米バイオジェン研究所・抗体研究風景(バイオジェン提供)

 そもそも脳内の神経細胞の働きはまだまだわからないことだらけ。

 私たちの脳内には年をとるごとにアミロイドβというたんぱく質が溜まっていきます。また、神経細胞も徐々に死んでいきます。何がどう作用してそうなっているか。超ミクロの世界で全容は解明されていません。そんな中でのAD治療薬開発なのです。

 まだ生きている脳内神経細胞の働きを良くして認知機能の低下速度を遅らせるのが、アリセプトでした。ADという疾患そのものに向き合って改善する薬ではなく、ネガティブな症状を可能な限り抑える。いわば対処療法的な薬です。一方、今回承認されたアデユカヌマブは、脳内に蓄積したアミロイドβを除去する作用があります。「アミロイドβの蓄積と、ADの発症、進行には関連性がある」というのが定説なので、アデユカヌマブはADという疾患そのものに向き合って症状を改善する初めての薬(疾患修飾薬)ということになります。ただ、どこまで効果があるのか。。。。まだ断定はできません。

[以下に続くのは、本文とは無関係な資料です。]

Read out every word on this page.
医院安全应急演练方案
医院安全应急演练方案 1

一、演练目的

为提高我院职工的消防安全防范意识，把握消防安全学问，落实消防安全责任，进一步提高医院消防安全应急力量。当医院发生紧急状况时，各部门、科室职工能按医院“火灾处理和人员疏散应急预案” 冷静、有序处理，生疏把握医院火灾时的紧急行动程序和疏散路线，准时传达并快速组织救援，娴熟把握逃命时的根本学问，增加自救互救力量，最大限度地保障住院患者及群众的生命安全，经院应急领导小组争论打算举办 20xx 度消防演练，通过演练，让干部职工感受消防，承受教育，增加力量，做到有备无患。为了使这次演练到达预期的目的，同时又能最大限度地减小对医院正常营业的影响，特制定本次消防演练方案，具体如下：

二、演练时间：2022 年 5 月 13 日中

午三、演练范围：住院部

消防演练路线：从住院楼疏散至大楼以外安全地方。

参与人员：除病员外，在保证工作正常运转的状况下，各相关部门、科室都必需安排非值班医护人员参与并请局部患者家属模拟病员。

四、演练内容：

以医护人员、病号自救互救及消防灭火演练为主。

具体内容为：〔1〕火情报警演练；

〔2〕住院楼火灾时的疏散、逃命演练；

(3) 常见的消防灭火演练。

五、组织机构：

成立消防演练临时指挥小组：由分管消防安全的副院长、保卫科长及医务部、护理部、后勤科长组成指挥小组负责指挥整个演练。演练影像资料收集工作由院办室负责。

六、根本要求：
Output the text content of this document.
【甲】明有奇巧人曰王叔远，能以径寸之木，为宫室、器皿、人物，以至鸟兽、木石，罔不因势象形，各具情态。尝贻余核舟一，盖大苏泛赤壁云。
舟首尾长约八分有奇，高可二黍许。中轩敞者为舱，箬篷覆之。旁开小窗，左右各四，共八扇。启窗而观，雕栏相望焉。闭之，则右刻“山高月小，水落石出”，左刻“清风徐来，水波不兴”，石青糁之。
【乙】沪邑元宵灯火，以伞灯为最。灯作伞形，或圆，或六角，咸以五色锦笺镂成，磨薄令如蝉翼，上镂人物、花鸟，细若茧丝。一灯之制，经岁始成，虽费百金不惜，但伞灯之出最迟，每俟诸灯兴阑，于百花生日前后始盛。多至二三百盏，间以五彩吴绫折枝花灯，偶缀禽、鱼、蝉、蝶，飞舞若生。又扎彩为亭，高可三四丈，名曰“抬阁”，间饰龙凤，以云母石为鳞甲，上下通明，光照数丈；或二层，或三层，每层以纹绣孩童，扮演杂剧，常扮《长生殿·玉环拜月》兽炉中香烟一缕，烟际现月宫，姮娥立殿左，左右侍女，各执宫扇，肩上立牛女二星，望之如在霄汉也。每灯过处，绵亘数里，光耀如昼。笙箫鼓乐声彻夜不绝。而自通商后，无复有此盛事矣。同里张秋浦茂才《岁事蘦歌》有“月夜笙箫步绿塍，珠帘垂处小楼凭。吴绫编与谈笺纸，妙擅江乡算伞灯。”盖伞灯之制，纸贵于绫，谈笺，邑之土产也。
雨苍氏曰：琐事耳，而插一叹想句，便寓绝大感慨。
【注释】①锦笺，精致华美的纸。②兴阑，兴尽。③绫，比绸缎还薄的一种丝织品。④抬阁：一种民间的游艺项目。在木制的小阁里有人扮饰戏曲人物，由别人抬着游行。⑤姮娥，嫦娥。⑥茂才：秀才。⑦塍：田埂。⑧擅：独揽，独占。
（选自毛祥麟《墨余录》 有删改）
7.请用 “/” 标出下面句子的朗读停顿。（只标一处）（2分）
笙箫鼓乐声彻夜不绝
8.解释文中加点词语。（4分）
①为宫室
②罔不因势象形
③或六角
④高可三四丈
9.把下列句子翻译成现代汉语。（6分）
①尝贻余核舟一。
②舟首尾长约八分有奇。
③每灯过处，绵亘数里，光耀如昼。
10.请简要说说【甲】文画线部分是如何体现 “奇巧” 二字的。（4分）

 今回承認されたのですから、FDAはアリセプトと同等以上の進行抑制効果はあると、認めたわけだけれども、臨床現場で広く使われるようになって、それを裏付けることができるか?脳血管に作用するので、勿論、副作用もある。どかどか使えばいいってもんじゃない。慎重に使用すべきでしょう。

 厳しい難関、ハードルを乗り越え新薬を世に出したバイオジェンとエーザイには敬意を表したい。しかし、この薬をどう育てるか。。。これからが「企業品位」の見せ所だと。。筆者はそう考えます。